01| About Plotting

Introduction

This challenge involves two mini-challenges related to plotting. Enjoy

Mini-challenge 1: Dealing with Asymptotes

Plot a graph of \(y=\tan x\), together with its asymptotes and the axis. Label the asymptotes. Note that if you plot directly without processing the data beforehand, you’ll find that your plot doesn’t look quite like what you are familiar with from your secondary school mathematics, as seen in the figure below. This is because near the asymptotes, \(\tan x\) approaches \(\pm \infty\), resulting in weird looking, steep blue lines in your plot near the asymptotes. Ensure that your plot excludes the aforementioned lines.
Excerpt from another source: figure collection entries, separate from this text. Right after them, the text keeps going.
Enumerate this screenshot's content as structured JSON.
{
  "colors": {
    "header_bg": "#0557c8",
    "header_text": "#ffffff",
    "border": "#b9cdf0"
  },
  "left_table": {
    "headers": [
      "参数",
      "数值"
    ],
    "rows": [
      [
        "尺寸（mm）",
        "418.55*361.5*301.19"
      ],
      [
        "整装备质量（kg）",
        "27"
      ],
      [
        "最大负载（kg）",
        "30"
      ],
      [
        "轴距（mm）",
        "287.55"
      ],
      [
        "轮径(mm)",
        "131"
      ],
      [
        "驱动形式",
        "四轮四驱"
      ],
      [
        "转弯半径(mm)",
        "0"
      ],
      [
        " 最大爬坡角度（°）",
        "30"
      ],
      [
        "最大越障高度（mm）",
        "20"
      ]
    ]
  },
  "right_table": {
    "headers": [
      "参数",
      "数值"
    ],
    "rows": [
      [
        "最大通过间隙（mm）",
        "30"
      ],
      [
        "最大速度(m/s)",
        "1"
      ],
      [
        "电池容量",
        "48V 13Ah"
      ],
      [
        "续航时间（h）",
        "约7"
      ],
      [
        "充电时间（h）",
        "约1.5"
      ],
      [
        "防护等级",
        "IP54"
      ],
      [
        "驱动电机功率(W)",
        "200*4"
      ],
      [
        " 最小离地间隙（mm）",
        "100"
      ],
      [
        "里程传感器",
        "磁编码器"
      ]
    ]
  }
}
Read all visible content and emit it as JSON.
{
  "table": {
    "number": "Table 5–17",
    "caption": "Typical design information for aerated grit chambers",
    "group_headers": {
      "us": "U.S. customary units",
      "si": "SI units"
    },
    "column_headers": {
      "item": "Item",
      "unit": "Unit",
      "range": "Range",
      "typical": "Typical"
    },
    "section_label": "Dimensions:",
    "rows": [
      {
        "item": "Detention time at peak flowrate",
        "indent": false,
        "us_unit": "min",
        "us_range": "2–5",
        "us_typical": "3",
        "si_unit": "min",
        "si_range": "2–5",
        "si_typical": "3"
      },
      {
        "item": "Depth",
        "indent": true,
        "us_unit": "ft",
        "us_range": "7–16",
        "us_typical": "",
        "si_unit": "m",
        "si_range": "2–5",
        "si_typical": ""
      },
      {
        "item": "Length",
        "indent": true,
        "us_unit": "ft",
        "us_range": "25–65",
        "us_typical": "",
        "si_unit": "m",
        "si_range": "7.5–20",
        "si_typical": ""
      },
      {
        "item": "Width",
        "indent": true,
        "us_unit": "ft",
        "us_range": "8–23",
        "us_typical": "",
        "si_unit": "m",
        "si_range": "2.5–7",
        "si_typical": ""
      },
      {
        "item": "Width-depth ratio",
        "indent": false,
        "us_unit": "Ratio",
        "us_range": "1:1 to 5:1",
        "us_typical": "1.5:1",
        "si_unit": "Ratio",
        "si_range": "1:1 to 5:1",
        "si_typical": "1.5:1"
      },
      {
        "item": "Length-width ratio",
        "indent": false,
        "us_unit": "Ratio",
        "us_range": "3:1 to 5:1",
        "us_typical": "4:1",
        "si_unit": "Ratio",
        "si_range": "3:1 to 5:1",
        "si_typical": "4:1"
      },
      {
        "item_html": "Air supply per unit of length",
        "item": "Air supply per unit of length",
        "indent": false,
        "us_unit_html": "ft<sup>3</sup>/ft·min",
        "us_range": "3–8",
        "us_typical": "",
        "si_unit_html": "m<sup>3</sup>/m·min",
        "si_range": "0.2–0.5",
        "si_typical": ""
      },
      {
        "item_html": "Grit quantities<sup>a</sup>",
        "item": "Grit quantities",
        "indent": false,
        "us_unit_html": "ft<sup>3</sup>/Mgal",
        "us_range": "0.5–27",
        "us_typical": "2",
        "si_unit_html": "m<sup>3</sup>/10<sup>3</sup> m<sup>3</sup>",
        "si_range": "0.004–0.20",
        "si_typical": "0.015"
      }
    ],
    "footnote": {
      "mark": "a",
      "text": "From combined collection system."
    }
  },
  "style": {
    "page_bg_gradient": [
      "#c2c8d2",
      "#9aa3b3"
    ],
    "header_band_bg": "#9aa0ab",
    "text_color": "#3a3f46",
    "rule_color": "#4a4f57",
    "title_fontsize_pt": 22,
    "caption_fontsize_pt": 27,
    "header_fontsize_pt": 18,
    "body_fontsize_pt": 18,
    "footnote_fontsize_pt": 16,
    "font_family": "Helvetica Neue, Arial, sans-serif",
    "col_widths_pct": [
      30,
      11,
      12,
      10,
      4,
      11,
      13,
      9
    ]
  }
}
Mini-challenge 2: Lennard-Jones Potential

Introduction

A simple model for the interaction potential between two atoms as a function of their distance, \(r\), is the Lennard-Jones potential given by:

\[ U(r) = \dfrac{B}{ r^{12}} − \dfrac{A}{r^{6}} \tag{1}\]

Where \(A\) and \(B\) are positive constants.

This was popular in the early days of computing because \(r^{−12}\) is easy to compute as the square of \(r^{−6}\). So, it was also sometimes called the 6-12 potential.

Tasks

1. Plot \(U(r)\) for Argon atoms where \(A = 1.024 \times 10^{−23}\) J nm\(^6\) and \(B = 1.582 \times 10^{−26}\) J nm\(^{12}\).

   • Your plot should show the ‘interesting’ part of this curve, which tends rapidly to infinity for small values of \(r\) and zero for large \(r\).
   • Consider swapping units by dividing \(A\) and \(B\) by the Boltzmann’s constant to measure \(U(r)\) in units of K.

2. What is the depth, \(\epsilon\), and location, \(r_0\), of the potential minimum for this system? Remember to think like a scientist, not a programmer! Indicate these values by drawing horizontal and vertical lines at these locations.

3. On the same figure show the interatomic force given by: \[ F(r) = −\dfrac{dU}{dr} = \dfrac{12 B}{ r^{13}} − \dfrac{6 A}{r^{7}} \tag{2}\]

4. For small displacements from the equilibrium interatomic separation (where \(F = 0\)), the potential may be approximated to the harmonic oscillator function,

   \[ V(r) = \dfrac{1}{2}k(r-r_0)^2+ \epsilon \tag{3}\]

   where

   \[ k = \left|\dfrac{d^2U}{dr^2}\right|_{r_0}= \dfrac{156 B}{ {r_0}^{14}} − \dfrac{42 A}{{r_0}^{8}} \tag{4}\]

5. Plot \(U(r)\) and \(V(r)\) on the same figure but as a separate subplot.